Robert is an independent consultant on the x86 architecture. He can be reached at email@example.com.
I launched a three-article discussion of Intel's System Management Mode (SMM) a few months ago with a comparison of the 80386's In-Circuit Emulator (ICE) support and System Management Mode (see DDJ, January 1997). Those columns provided more information about in-circuit emulation than I've seen in print in any other forum. Nevertheless, in-circuit emulation remains a mystery to most people. Engineers are spending scores of hours using arcane debugging techniques, simply because they don't know that a better, more powerful way exists to debug their toughest problems. The most common questions I am asked are: what is it? how much does it cost? what can it do? and what are the limitations? These are some of the questions I will attempt to answer in this column. I'll discuss the basics of in-circuit emulation, and the history of Intel's in-circuit emulator designs. In the coming months, I will discuss the microprocessor in more detail, as well as how it is designed with in-circuit emulation in mind. Finally, I will conclude the series by demonstrating some of the debugging techniques I've developed for use with in-circuit emulators.
My Own ICE History
My first experience with in-circuit emulation came as a junior-level BIOS engineer at Tandon Computers. I believed that I could solve any debugging problem using Microsoft Codeview. To me, Codeview represented the pinnacle of source-level debuggers. It let you set breakpoints and step through code execution in source or assembly-language mode. Breakpoints are set when Codeview surreptitiously inserts an INT-3 (breakpoint interrupt) into the code stream. The INT-3 insertion is hidden from the user when viewing in assembly mode, but the opcode can be detected when viewing raw memory. When the breakpoint occurs, Codeview regains control and the user can view and modify the CPU registers, memory contents, and other program variables. This technique works fine when your program is in volatile memory (RAM). However, it never works when the program resides in read-only memory (ROM) -- like the ROM BIOS. Obviously, Codeview cannot insert an INT-3 into the code stream of a ROM BIOS, because the ROM cannot be written. This is where the in-circuit emulator begins to help.

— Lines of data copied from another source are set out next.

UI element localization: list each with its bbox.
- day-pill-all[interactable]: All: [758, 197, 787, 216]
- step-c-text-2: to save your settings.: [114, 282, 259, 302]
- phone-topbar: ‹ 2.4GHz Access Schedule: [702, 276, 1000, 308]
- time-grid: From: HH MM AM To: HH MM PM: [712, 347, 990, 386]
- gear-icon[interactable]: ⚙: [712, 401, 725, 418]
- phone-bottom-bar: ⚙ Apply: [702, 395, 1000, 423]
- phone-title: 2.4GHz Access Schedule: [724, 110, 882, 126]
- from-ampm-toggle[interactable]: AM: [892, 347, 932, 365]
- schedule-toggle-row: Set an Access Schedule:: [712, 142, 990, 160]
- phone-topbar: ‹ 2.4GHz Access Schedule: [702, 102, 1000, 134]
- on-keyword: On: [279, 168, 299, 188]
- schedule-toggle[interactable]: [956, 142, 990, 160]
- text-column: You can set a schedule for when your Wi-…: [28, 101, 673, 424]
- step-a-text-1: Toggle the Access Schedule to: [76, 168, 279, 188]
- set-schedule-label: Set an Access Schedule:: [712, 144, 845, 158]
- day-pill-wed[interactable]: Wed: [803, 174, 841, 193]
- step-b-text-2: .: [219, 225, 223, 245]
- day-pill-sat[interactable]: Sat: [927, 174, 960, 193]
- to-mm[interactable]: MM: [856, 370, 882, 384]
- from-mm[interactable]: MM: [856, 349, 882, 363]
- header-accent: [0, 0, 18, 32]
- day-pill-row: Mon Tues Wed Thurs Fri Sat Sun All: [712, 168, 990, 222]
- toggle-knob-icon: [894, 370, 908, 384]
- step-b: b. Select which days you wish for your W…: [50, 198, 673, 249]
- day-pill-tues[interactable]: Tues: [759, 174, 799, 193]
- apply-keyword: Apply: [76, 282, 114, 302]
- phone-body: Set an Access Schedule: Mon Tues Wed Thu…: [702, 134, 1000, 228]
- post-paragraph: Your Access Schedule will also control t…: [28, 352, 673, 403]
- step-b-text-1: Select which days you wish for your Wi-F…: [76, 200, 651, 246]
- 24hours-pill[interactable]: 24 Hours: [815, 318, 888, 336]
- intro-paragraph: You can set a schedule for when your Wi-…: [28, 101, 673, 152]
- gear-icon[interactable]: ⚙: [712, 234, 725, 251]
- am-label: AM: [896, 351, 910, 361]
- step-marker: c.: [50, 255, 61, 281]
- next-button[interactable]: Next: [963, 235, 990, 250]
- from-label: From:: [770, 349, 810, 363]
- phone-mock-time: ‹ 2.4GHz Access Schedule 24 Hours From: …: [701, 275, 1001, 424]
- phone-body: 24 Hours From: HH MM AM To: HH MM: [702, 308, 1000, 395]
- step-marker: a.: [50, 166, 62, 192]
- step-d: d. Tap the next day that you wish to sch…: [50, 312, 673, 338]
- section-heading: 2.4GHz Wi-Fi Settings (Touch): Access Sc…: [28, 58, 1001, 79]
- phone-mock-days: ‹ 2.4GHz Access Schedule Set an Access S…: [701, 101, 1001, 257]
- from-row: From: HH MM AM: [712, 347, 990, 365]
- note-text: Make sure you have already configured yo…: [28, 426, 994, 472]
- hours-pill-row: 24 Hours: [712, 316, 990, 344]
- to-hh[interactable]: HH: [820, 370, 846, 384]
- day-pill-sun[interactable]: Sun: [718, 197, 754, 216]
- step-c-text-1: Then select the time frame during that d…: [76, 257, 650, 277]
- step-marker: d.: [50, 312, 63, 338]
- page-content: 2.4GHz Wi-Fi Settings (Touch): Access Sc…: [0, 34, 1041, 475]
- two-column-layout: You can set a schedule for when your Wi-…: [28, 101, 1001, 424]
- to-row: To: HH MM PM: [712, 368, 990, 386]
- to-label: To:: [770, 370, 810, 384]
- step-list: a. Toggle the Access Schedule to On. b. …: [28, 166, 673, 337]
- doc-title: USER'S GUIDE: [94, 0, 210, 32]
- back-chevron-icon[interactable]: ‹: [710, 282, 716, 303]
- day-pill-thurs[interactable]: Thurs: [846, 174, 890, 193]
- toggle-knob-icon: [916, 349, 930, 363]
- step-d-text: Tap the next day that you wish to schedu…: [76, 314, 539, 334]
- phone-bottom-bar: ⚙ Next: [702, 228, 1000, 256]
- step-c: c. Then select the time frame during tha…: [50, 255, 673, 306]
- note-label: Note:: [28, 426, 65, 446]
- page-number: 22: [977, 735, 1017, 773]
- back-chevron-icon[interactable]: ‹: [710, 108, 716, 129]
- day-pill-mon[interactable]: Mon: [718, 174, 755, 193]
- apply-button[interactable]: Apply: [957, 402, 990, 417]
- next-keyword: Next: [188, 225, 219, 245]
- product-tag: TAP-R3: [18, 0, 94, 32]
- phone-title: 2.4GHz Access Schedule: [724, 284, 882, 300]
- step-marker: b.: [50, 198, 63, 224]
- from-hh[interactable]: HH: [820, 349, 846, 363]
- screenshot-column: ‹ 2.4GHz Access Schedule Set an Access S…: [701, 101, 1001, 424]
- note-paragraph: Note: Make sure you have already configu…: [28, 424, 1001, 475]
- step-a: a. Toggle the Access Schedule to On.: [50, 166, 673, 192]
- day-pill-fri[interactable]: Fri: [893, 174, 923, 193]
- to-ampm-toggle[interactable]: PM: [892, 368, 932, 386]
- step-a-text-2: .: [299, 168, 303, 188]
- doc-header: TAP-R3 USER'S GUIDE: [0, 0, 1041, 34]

I was forced to start using an in-circuit emulator when I was given a problem that occurred in the ROM BIOS before the computer booted the operating system. Codeview and other debuggers can't run without first booting an operating system. Therefore, I knew that I couldn't use Codeview to help me debug this problem. My only alternative was to learn how to use the ICE. I cringed because I was scared to death of this monstrous ICE. In reality, I was afraid of learning something new. In fact, it didn't take long to learn how to use it; I actually liked it. The ICE was so powerful and versatile that I never looked back.
That was eight years ago. Today, I use an ICE for almost all my debugging. In many cases, a software-based debugger is still more productive than an ICE. However, over the years, I have honed my ICE debugging skills. Today, in those cases where a software debugger may have a productivity edge, my ICE skills often make up for the difference, giving me virtual parity in either environment.
In-Circuit Emulators versus Source-Level Debuggers
Modern in-circuit emulators share many attributes with software-based debuggers. Both support source-level debugging, software breakpoints, and memory watch points. You may reference or modify variables by name, or disassemble modules and subroutines by name and line number. Both allow you to view or modify raw memory. Both give the ability to view and modify source code at the assembly-language level.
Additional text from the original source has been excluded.